The severity of a patient's pain should dictate the treatment chosen, he said. Doctors tend to start with pain relievers such as aspirin, which might be enough for a mild attack. If not, they may prescribe a narcotic pain reliever such as Darvon. Then if necessary they may prescribe one of the drugs for moderate to severe pain, including ergot alkaloids, one of the triptans, or combinations of isometheptene, which narrows the blood vessels in the head, with acetaminophen to relieve pain and dichloralphenazone to help the patient relax. If that doesn't do the job, there are several drugs that can be administered in a doctor's office, such as DHE-45, Demerol, Stadol or various corticosteroids. They are not recommended for more than short-term treatment.

Silverstein said such stratified or escalating therapy is not a good way to handle migraines. Rather, the medication selected should depend on the severity of the pain, and if it is severe, a physician might go straight to one of the higher levels of treatment.

Silverstein said patients often do not get appropriate treatment, and about half the time it's their own fault because they do not see a doctor. Even for the half that does, there may be poor communication between them and their physicians. They may just report that they have a bad headache, but don't make it clear that the pain is so severe that it is affecting their entire lives.

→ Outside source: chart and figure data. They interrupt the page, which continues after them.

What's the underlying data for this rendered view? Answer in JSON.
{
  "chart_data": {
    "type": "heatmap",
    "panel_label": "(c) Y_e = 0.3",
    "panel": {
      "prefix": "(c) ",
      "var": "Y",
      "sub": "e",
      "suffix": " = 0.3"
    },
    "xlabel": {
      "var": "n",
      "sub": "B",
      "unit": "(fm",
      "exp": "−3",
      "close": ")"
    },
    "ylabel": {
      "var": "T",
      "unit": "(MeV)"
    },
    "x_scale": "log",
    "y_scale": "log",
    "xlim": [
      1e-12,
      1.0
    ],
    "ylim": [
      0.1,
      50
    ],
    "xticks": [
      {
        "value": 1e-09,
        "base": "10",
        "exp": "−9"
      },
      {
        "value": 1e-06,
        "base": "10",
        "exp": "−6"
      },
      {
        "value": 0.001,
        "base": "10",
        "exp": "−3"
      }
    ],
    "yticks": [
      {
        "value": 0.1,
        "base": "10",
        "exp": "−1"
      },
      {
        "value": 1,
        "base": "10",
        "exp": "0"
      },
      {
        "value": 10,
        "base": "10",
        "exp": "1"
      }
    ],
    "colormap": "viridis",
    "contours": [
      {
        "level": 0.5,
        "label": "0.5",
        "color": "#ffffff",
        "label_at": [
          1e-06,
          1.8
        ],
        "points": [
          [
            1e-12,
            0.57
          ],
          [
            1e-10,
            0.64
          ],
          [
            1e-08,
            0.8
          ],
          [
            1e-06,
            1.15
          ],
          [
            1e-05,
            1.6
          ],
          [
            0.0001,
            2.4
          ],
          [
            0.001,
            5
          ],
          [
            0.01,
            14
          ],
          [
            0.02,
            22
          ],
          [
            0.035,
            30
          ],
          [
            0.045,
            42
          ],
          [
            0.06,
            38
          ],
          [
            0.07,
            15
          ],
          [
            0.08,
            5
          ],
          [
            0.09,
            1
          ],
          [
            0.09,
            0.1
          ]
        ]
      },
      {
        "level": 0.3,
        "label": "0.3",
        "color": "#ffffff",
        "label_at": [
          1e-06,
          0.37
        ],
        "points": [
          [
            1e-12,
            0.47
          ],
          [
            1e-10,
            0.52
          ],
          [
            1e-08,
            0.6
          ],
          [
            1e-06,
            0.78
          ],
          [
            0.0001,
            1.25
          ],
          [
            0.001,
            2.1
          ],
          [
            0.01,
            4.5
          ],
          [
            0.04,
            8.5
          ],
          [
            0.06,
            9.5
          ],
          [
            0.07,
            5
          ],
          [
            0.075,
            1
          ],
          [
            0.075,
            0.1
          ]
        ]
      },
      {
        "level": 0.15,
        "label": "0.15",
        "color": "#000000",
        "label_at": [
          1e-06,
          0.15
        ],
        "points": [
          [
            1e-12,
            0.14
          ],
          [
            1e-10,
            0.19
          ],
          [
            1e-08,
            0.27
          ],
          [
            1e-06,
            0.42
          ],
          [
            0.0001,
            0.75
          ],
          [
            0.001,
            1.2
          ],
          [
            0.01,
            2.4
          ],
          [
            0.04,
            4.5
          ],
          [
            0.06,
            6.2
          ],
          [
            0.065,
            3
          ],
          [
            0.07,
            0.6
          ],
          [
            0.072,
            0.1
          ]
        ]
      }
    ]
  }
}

There are indications that repeated migraines can even change the structure or behavior of the cells responsible for starting migraines, making attacks more frequent and more severe, until a patient may suffer nearly all the time.

Prophylactic therapy, to prevent future attacks rather than cure one going on at the present, mainly uses drugs that "modulate" or dampen down the excitability of cells in the affected area of the brain. Beta-blockers, antidepressants, calcium channel blockers, serotonin antagonists and anticonvulsants are often tried, and may be effective.

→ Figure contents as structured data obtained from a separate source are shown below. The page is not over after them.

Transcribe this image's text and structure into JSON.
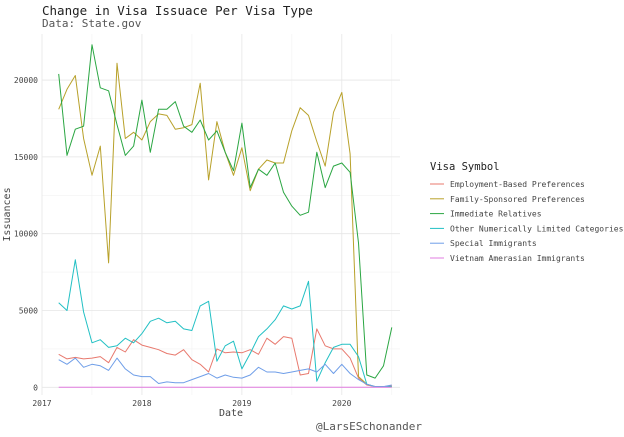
{
  "chart_data": {
    "type": "line",
    "title": "Change in Visa Issuace Per Visa Type",
    "subtitle": "Data: State.gov",
    "caption": "@LarsESchonander",
    "xlabel": "Date",
    "ylabel": "Issuances",
    "xlim": [
      "2017-01-01",
      "2020-07-31"
    ],
    "ylim": [
      -500,
      23000
    ],
    "x_ticks": [
      "2017",
      "2018",
      "2019",
      "2020"
    ],
    "y_ticks": [
      0,
      5000,
      10000,
      15000,
      20000
    ],
    "y_tick_labels": [
      "0",
      "5000",
      "10000",
      "15000",
      "20000"
    ],
    "grid": true,
    "legend_title": "Visa Symbol",
    "legend_position": "right",
    "x": [
      "2017-03",
      "2017-04",
      "2017-05",
      "2017-06",
      "2017-07",
      "2017-08",
      "2017-09",
      "2017-10",
      "2017-11",
      "2017-12",
      "2018-01",
      "2018-02",
      "2018-03",
      "2018-04",
      "2018-05",
      "2018-06",
      "2018-07",
      "2018-08",
      "2018-09",
      "2018-10",
      "2018-11",
      "2018-12",
      "2019-01",
      "2019-02",
      "2019-03",
      "2019-04",
      "2019-05",
      "2019-06",
      "2019-07",
      "2019-08",
      "2019-09",
      "2019-10",
      "2019-11",
      "2019-12",
      "2020-01",
      "2020-02",
      "2020-03",
      "2020-04",
      "2020-05",
      "2020-06",
      "2020-07"
    ],
    "series": [
      {
        "name": "Employment-Based Preferences",
        "color": "#e8796e",
        "values": [
          2150,
          1850,
          1950,
          1850,
          1900,
          2000,
          1600,
          2600,
          2300,
          3100,
          2750,
          2600,
          2450,
          2200,
          2100,
          2450,
          1800,
          1500,
          1000,
          2500,
          2250,
          2300,
          2250,
          2450,
          2150,
          3200,
          2800,
          3300,
          3200,
          800,
          900,
          3800,
          2700,
          2500,
          2500,
          1900,
          600,
          150,
          50,
          50,
          100
        ]
      },
      {
        "name": "Family-Sponsored Preferences",
        "color": "#b8a12a",
        "values": [
          18100,
          19400,
          20300,
          16200,
          13800,
          15700,
          8100,
          21100,
          16200,
          16600,
          16100,
          17300,
          17800,
          17700,
          16800,
          16900,
          17100,
          19800,
          13500,
          17300,
          15300,
          13800,
          15600,
          12800,
          14200,
          14800,
          14600,
          14600,
          16700,
          18200,
          17700,
          16000,
          14400,
          17900,
          19200,
          15200,
          700,
          200,
          50,
          50,
          50
        ]
      },
      {
        "name": "Immediate Relatives",
        "color": "#2aa642",
        "values": [
          20400,
          15100,
          16800,
          17000,
          22300,
          19500,
          19300,
          17100,
          15100,
          15700,
          18700,
          15300,
          18100,
          18100,
          18600,
          17000,
          16600,
          17400,
          16100,
          16700,
          15300,
          14100,
          17200,
          13000,
          14200,
          13800,
          14600,
          12700,
          11800,
          11200,
          11400,
          15300,
          13000,
          14400,
          14600,
          14000,
          9400,
          800,
          600,
          1400,
          3900
        ]
      },
      {
        "name": "Other Numerically Limited Categories",
        "color": "#22c0c4",
        "values": [
          5500,
          5000,
          8300,
          4900,
          2900,
          3100,
          2600,
          2700,
          3200,
          2900,
          3500,
          4300,
          4500,
          4200,
          4300,
          3800,
          3700,
          5300,
          5600,
          1700,
          2700,
          3000,
          1200,
          2200,
          3300,
          3800,
          4400,
          5300,
          5100,
          5300,
          6900,
          400,
          1600,
          2600,
          2800,
          2800,
          2000,
          200,
          50,
          50,
          50
        ]
      },
      {
        "name": "Special Immigrants",
        "color": "#6f9ee8",
        "values": [
          1800,
          1500,
          1900,
          1300,
          1500,
          1400,
          1100,
          1900,
          1200,
          800,
          700,
          700,
          250,
          350,
          300,
          300,
          500,
          700,
          900,
          600,
          800,
          650,
          600,
          800,
          1300,
          1000,
          1000,
          900,
          1000,
          1100,
          1200,
          1000,
          1500,
          900,
          1500,
          900,
          500,
          200,
          50,
          50,
          150
        ]
      },
      {
        "name": "Vietnam Amerasian Immigrants",
        "color": "#e27ce0",
        "values": [
          5,
          5,
          5,
          5,
          5,
          5,
          5,
          5,
          5,
          5,
          5,
          5,
          5,
          5,
          5,
          5,
          5,
          5,
          5,
          5,
          5,
          5,
          5,
          5,
          5,
          5,
          5,
          5,
          5,
          5,
          5,
          5,
          5,
          5,
          5,
          5,
          5,
          5,
          5,
          5,
          5
        ]
      }
    ]
  }
}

Dr. Gerald Fishbach, director of the NINDS, said the recent discoveries about what causes migraines have opened up very exciting new avenues of research. "There is a list of specific and testable hypotheses that are new," he said, and medical science is suddenly "on the threshold of great change" in the discovery of more effective treatment for migraine and ways to prevent it, or at least to reduce its frequency and severity.